Here’s Why Blue on Tan is the Best Color Combo
Besides exploiting our innate desires for instant gratification and otherwise hijacking our brains, social media—specifically Instagram—provides an overall net-positive for car enthusiasts worldwide. Simply put, it gives us a single platform to spend hours scrolling on as we ogle and gaze upon bespoke exotic car specs that would otherwise never see the public eye.
That being said, the sheer magnitude of supercars with new and unconventional paint schemes that fill my Instagram explore page every day is getting to be ridiculous. Without delving into the “supercar bubble” discussion, sometimes I have to ask myself: Just how many more Tailormade Ferraris and MSO McLarens is the market going to accept?

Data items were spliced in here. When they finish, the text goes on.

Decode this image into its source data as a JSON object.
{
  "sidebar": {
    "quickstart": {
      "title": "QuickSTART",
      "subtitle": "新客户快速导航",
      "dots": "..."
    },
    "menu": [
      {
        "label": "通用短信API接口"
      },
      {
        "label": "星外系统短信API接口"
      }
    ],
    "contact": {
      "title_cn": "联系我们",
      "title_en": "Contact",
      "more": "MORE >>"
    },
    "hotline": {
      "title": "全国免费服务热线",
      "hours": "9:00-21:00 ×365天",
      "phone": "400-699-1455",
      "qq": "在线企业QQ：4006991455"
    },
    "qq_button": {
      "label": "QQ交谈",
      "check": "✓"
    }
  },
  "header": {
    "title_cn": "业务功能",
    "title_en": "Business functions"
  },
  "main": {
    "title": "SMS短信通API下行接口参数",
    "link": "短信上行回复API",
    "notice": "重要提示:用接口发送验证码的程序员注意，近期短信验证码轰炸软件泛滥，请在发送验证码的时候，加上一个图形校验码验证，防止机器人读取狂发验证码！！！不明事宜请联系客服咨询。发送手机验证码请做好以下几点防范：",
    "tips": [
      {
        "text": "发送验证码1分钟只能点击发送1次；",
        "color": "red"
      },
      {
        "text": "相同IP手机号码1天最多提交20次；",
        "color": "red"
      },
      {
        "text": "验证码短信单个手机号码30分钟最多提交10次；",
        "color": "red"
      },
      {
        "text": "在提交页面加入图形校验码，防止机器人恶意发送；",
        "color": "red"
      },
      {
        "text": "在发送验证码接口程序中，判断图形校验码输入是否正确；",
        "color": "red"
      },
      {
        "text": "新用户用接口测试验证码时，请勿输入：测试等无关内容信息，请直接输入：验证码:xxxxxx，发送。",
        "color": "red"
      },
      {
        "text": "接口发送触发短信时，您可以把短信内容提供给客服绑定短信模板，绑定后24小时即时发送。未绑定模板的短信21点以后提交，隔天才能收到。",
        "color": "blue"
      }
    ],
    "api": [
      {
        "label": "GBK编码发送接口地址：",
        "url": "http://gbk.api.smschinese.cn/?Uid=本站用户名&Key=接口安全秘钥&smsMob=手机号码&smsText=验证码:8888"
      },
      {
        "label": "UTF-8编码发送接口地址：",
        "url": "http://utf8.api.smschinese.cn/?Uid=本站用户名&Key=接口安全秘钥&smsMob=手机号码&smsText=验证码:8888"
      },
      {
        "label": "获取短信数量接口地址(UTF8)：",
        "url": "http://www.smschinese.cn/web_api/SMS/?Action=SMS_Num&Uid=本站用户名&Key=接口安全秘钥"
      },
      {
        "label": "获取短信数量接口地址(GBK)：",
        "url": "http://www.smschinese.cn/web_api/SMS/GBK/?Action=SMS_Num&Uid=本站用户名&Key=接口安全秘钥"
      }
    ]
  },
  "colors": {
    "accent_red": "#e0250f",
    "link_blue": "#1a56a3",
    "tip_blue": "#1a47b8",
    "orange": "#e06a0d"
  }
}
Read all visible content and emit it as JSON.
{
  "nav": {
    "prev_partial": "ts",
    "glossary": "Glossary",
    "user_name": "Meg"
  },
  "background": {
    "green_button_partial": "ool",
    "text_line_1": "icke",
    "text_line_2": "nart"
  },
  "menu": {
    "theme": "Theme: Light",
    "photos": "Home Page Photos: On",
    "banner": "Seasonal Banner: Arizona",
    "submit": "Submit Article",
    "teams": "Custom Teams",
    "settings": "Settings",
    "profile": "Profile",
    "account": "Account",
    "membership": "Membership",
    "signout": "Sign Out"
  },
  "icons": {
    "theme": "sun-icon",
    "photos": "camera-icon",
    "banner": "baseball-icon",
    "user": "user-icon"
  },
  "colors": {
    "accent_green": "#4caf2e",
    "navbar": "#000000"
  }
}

I can’t answer that. And though it’d be foolish to assume the majority of highly-customized factory supercars are designed with zero intent of resale, my naive side would like to think that’s the case.
The beauty of Instagram, however, is that we don’t really have to care about any of that. All that matters are nicely composed, well lit photographs of these cars suitable for the algorithms to pick up and carry along to our feeds. For me, my explore page is bursting at the seams with cars that feature heritage liveries, fancy tinted carbon, and custom interior patterns (also ads from Grillo Pickles, but I’m fairly certain that’s unrelated).
Yet through the fog of highly-customized eye-catching designs that grow greater in volume by the day, I find my saving grace: a new post from @bluewithtan.
Yes. An account dedicated entirely to cars all featuring the same colorway: blue paint of any shade matched to a tan interior of any hue.
I have no personal attachment to this random Instagram account nor do I have any idea who runs it. All I know is that they provide a reliable, unending stream of perfectly specified cars that—at some times—seem too perfect.
Take this 458 Speciale Aperta, for example. The car in and of itself is outstanding—being a superb successor to the equivalent 430 Scuderia Spider 16M—but that blue is just stunning! It oozes classiness without sacrificing the Speciale’s carnal, aggressive looks. The Couio interior is matched perfectly to the lightness of the Azzurro California paint—and by the way both colors are part of Ferrari’s normal palette so there’s no fancy special orders present here. Frankly, the best part about this is that it takes advantage of the standard NART stripe and the second tone of blue that comes with it, completely transforming the stripe into a necessary accent that which, should it be removed, would throw off the entire color-way.
Not satisfied? Look no further than this Countach LP400S (seen here without a wing, which was optional at the time).
Seriously, just look at it. It’s a dark blue Countach with gold telephone dial wheels. Blue and gold. Does it really get any better than that? Perhaps the cinnamon-colored interior isn’t the best match for the wheels choice, but what better options are there? A blue interior would be an abomination, cream would cause way too much contrast, and black would be too dull for such a unique car.
Enough with the Italians, blue over tan is just as effective on German cars too. This classic early-70s 911T, for example, is simply immaculate. Finished in what I presume to be Albert Blue and yet again containing a tan leather interior, this Porsche holds fast on the fine line between subtlety and standing out. Its ageless bodywork could arguably pull off any color, but this deep shade of blue is simply faultless.
As an ever growing number of expensive car owners are constantly seeking to differentiate themselves from others and stick out amongst the crowd, it seems almost poetic that the loud and unique specs have become the white noise of the car world.
Even still, the conventional classy paint colors—such as dark green, dark grey, and dark red to name a few—all have their own merits but lack the regality and composure that blue provides with ease. It’s no coincidence that blue is the only color to have an eponymous shade relevant to the British royal family.
I’ll leave this here: At least we can be certain that when the wild, paint-to-sample, highly-optioned cars we see everyday on social media begin to become overwhelming, we can always fall back on good old blue and tan.